Lo smart working se non è proposto nelle migliori condizioni può generare differenze tra cittadini di serie A e serie B. Tra uomini e donne per esempio con il cosidetto gender gap per cui la donna rischia di essere maggiormente penalizzata nell’ambito della gestione dei tempi del lavoro e della famiglia. Tra cittadini che non hanno uguale accesso infrastutturale: si parla in questo caso di digital divide determinato dal fatto che i territori non sono serviti ugualmente dalla banda larga impedendo, di fatto, a quegli abitanti di accedere allo strumento in questione.

“Ma esiste anche quello che potrebbe essere definito ability gap, ovvero la non accessibilità delle piattaforme informatiche e telematiche da parte delle persone portatrici di diverse disabilità – aggiunge CAstaldo – Purtroppo, ancora oggi, dopo innumerevoli disposizioni legislative, buona parte dei siti Web e dei relativi servizi telematici non risultano completamente fruibili da tutti allo stesso modo.

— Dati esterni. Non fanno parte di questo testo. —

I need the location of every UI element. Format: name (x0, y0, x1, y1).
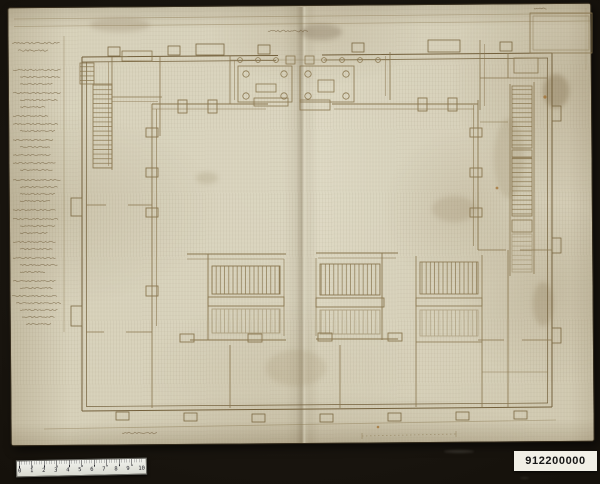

Pensiamo agli ipovedenti oppure a coloro che hanno difficoltà ad utilizzare i sistemi di puntamento convenzionali. Per queste persone, lavorare da casa, potrebbe essere una grande occasione di integrazione professionale se ci fosse la corretta sensibilità e filosofia nella progettazione degli strumenti informatici, senza dimenticare comunque l’importanza della integrazione e dell’interazione con gli altri soggetti che compongono la società attiva e produttiva del Paese”.

“C’è ancora molta strada da percorrere per trasformare l’home working in smart working e digitalizzare non significa semplicemente trasformare il dato analogico in digitale, bensì pensare ed ingegnerizzare soluzioni e piattaforme informatiche per fornire servizi a tutti i cittadini che siano di facile utilizzo, indipendentemente dall’età, dalle condizioni fisiche e che non siano rivolte unicamente ai nativi digitali” conclude Castaldo.

Nuove opportunità potrebbero arrivare dal PNRR (Piano Nazionale di Ripresa e Resilienza) che ha indirizzato nuove risorse per garantire la trasformazione digitale delle pubbliche amministrazioni, coinvolgendo tutti i settori della PA: enti locali, enti statali, sanità. Questo è emerso nel confronto tra enti, politica e sindacato di ieri e che ha avuto tra i relatori: Gianni Dominici, direttore generale Forum PA; Alessandro Berruti, direttore INCA CGIL Asti;  Flavio Boraso, direttore generale ASL AT; Sergio Fossati, direttore ITL Asti – Alessandria; Fiorenzo Prato, direttore INPS Asti; l’On. Federico Fornaro, capogruppo LEU Camera dei Deputati; l’On. Riccardo Molinari, capogruppo Lega Camera dei Deputati; Serena Sorrentino, Segretaria Generale FP CGIL.